Last quarter’s net loss was mostly due to higher-than-expected operating expenses: The brand said it spent more on advertising last quarter to support its iconic 501 jeans’ 150th anniversary campaign and to grow its direct-to-consumer channel sales. While those efforts certainly boosted direct-to-consumer sales, which were up 14% on a constant-currency basis last quarter, any gross margin benefit was offset by the cost of generating that demand.

By contrast, wholesale revenue declined 22%. A part of that was because of a pull-forward in wholesale revenue that Levi’s already telegraphed due to a change in its enterprise resource planning. Even excluding that impact, though, wholesale revenues were down by a low double-digit percentage last quarter.

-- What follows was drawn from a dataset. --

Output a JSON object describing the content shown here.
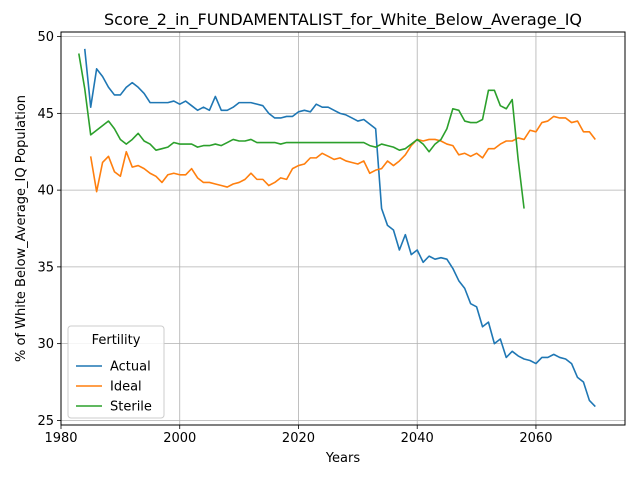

Directionally, this lines up with where Levi’s wants to go: Its target is to generate 55% of sales through the direct-to-consumer channel by 2027. Today, that share is 46%. Still, last quarter’s losses show that Levi’s laser-focus on its DTC strategy could come at a cost, both because of the expenses required to grow it and because of potential distraction from wholesale, which still accounts for more than half of its current business.

Notably, some of Levi’s wholesale weakness seems to be self-inflicted: Chief Executive Chip Bergh said the price gap at Levi’s value-tier products (which are sold through wholesale channels) had “widened too far” relative to competitors. That didn’t resonate so well with low-to-middle income consumers who Levi’s executives said were feeling pressure from higher inflation and a slowing economy. The company is cutting prices on those products to move inventory.

Note LO: see article for diagram on Losing Premium w.r.t. Market capitalization

Levi’s held the number one spot in global jeans market share at about 6% as of 2022, according to Euromonitor. Kontoor Brands, which owns Lee and Wrangler, isn’t too far behind with a 4% share. To hold on to its lead, Levi’s will have to make sure it doesn’t lose relevance with the middle-to-lower income consumers that buy its jeans through retailers such as Kohl’s and JCPenney. At the same time, it has to keep its marketing push for more premium DTC consumers from pressuring its bottom line.

Much of the negativity is baked into Levi’s shares, which recently lost their longstanding premium over Kontoor Brands. The stock was trading around 0.85 times forward sales before the after-hours drop. To recover its valuation, Levi’s will have to convince shareholders that it can stretch its DTC business without poking holes in its still-important wholesale channel in the process.”